Ariosoma opistophthalmum
- Conservation status: Least Concern (IUCN 3.1)

Scientific classification
- Kingdom: Animalia
- Phylum: Chordata
- Class: Actinopterygii
- Order: Anguilliformes
- Family: Congridae
- Genus: Ariosoma
- Species: A. opistophthalmum
- Binomial name: Ariosoma opistophthalmum (Ranzani, 1839)
- Synonyms: Conger opistophthalmus Ranzani, 1839; Ariosoma opistophthalmus (Ranzani, 1839);

= Ariosoma opistophthalmum =

- Authority: (Ranzani, 1839)
- Conservation status: LC
- Synonyms: Conger opistophthalmus Ranzani, 1839, Ariosoma opistophthalmus (Ranzani, 1839)

Species of fish

Ariosoma opistophthalmum is an eel in the family Congridae (conger/garden eels).
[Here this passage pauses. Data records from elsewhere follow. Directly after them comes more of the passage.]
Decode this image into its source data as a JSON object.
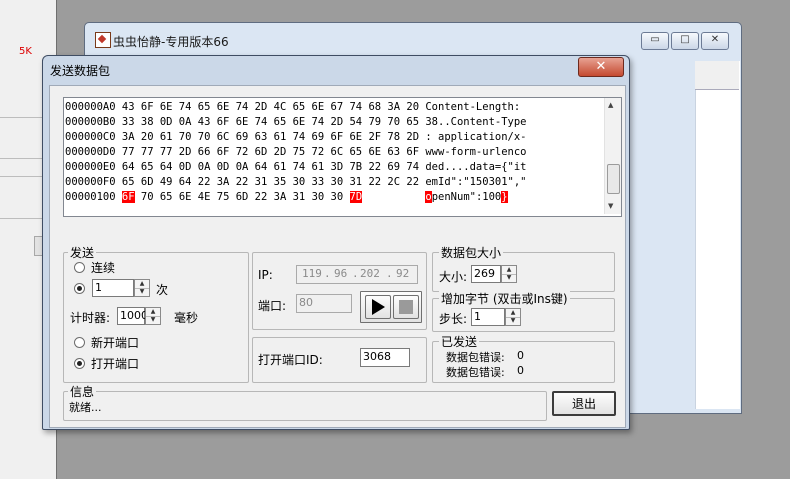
{
  "background_app": {
    "badge": "5K"
  },
  "main_window": {
    "title": "虫虫怡静-专用版本66",
    "minimize": "▭",
    "maximize": "□",
    "close": "✕"
  },
  "dialog": {
    "title": "发送数据包",
    "close": "✕"
  },
  "hex_view": {
    "rows": [
      {
        "addr": "000000A0",
        "bytes": "43 6F 6E 74 65 6E 74 2D 4C 65 6E 67 74 68 3A 20",
        "ascii": "Content-Length: "
      },
      {
        "addr": "000000B0",
        "bytes": "33 38 0D 0A 43 6F 6E 74 65 6E 74 2D 54 79 70 65",
        "ascii": "38..Content-Type"
      },
      {
        "addr": "000000C0",
        "bytes": "3A 20 61 70 70 6C 69 63 61 74 69 6F 6E 2F 78 2D",
        "ascii": ": application/x-"
      },
      {
        "addr": "000000D0",
        "bytes": "77 77 77 2D 66 6F 72 6D 2D 75 72 6C 65 6E 63 6F",
        "ascii": "www-form-urlenco"
      },
      {
        "addr": "000000E0",
        "bytes": "64 65 64 0D 0A 0D 0A 64 61 74 61 3D 7B 22 69 74",
        "ascii": "ded....data={\"it"
      },
      {
        "addr": "000000F0",
        "bytes": "65 6D 49 64 22 3A 22 31 35 30 33 30 31 22 2C 22",
        "ascii": "emId\":\"150301\",\""
      }
    ],
    "last_row": {
      "addr": "00000100",
      "first_byte": "6F",
      "mid_bytes": "70 65 6E 4E 75 6D 22 3A 31 30 30",
      "last_byte": "7D",
      "ascii_first": "o",
      "ascii_mid": "penNum\":100",
      "ascii_last": "}"
    },
    "highlight_color": "#ff0000"
  },
  "send_group": {
    "label": "发送",
    "continuous_label": "连续",
    "count_value": "1",
    "count_unit": "次",
    "timer_label": "计时器:",
    "timer_value": "1000",
    "timer_unit": "毫秒",
    "new_port_label": "新开端口",
    "open_port_label": "打开端口",
    "selected_mode": "count",
    "selected_port": "open"
  },
  "connection": {
    "ip_label": "IP:",
    "ip_parts": [
      "119",
      "96",
      "202",
      "92"
    ],
    "port_label": "端口:",
    "port_value": "80",
    "open_port_id_label": "打开端口ID:",
    "open_port_id_value": "3068"
  },
  "packet_size": {
    "label": "数据包大小",
    "size_label": "大小:",
    "size_value": "269"
  },
  "add_bytes": {
    "label": "增加字节 (双击或Ins键)",
    "step_label": "步长:",
    "step_value": "1"
  },
  "sent": {
    "label": "已发送",
    "errors_label_1": "数据包错误:",
    "errors_value_1": "0",
    "errors_label_2": "数据包错误:",
    "errors_value_2": "0"
  },
  "info": {
    "label": "信息",
    "status": "就绪..."
  },
  "exit_button": "退出"
}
It was described by Camillo Ranzani in 1839, originally under the genus Conger. It is a rare, non-migratory marine, deep water-dwelling eel which is known from the southwestern Atlantic Ocean around Brazil, where it ranges from Bahia to São Paulo. It is known to dwell at a depth range of 110–600 metres. Males can reach a maximum total length of 27.2 centimetres.